In the summer of 2013, the Global Principles on National Security and the Right to Information, better known as the Tshwane Principles, were issued after a study involving more than five hundred experts from more than 70 countries at 14 meetings held around the world. The Tshwane Principles calls on governments to protect and uphold freedom of information. 

Professor Repeta, for example, states: “One of my biggest complaints about Japan’s parliamentary procedure was they didn’t consider the Tshwane Principles at all. It was as if they did not exist.”

It is hard to imagine a country that less needs a secrecy law than Japan.

by - Morton Halperin, Director of Policy Planning at the US State Department

One of the world’s top experts on secrecy and declassification procedures, the former Director of Policy Planning at the US State Department, Morton Halperin, agrees with Repeta that the Japanese secrecy law in no way conforms with the Tshwane Principles and reflects an extremely alarming approach to secrecy legislation.

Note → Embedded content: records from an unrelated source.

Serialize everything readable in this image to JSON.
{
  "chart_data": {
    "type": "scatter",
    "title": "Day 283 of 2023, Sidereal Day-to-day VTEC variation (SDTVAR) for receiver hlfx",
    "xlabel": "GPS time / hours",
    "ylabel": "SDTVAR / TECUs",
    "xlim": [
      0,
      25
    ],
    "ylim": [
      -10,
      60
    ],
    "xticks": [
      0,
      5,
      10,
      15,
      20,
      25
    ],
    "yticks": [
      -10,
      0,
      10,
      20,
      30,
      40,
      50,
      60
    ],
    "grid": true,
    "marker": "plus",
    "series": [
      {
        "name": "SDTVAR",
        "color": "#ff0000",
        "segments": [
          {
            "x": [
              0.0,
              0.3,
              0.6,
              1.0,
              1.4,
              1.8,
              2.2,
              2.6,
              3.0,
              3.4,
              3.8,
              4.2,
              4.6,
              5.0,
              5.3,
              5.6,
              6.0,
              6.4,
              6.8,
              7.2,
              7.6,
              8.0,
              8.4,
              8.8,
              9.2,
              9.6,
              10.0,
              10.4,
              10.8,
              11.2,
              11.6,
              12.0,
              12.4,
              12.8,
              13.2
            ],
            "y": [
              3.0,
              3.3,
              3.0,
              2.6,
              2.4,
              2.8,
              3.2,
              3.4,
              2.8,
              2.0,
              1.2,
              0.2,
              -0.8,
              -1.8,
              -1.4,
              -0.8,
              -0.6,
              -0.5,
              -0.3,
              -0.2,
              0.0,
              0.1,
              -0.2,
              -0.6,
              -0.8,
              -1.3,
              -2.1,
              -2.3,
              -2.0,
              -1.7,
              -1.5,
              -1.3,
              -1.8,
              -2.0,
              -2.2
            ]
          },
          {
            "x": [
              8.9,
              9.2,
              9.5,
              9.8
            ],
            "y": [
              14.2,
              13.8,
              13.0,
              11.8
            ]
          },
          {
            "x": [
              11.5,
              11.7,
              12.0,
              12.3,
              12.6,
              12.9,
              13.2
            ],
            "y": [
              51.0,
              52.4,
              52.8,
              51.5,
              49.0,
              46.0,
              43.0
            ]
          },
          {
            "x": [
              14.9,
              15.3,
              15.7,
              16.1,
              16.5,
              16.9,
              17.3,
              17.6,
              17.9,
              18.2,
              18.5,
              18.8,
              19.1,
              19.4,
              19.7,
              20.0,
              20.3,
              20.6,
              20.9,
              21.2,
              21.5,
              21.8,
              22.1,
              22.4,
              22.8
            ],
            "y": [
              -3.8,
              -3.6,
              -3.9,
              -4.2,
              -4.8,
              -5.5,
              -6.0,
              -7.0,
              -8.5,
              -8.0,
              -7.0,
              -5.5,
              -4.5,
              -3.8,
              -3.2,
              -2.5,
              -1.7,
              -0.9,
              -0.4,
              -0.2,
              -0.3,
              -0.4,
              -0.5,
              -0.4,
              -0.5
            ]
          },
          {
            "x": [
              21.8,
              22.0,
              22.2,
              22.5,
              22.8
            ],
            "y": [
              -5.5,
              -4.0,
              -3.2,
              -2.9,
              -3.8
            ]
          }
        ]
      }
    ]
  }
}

Among the problems cited by Halperin are that in the new Japanese law there is no credible third party oversight of the secrecy designation and its declassification systems, no concept that the public interest might sometimes override the need of the government to keep secrets, and no provision in the law that bureaucrats must explain why a particular document should be designated as a special secret.

The Abe administration has asserted repeatedly that fears about its new secrecy law are overblown. They say that the government will be restrained and responsible in the way that it applies the law to specific cases.

The problem, however, is that there is nothing in the law that actually obligates the government to act with restraint, and even if the Abe administration is sincere in its promises to act responsibly, it has handed an alarmingly broad power to future Japanese governments whose practices are far from certain.

Even in the absence of the new secrecy law, the Japanese government’s actual operations are often guarded from public view. Almost every major study of Japan’s mainstream media notes its tendency to shy away from investigative political reporting and to “reveal” to the Japanese public that information simply handed to them by the public relations officials of the various ministries and other government agencies.

In this context, Morton Halperin observed: “It is hard to imagine a country that less needs a secrecy law than Japan.”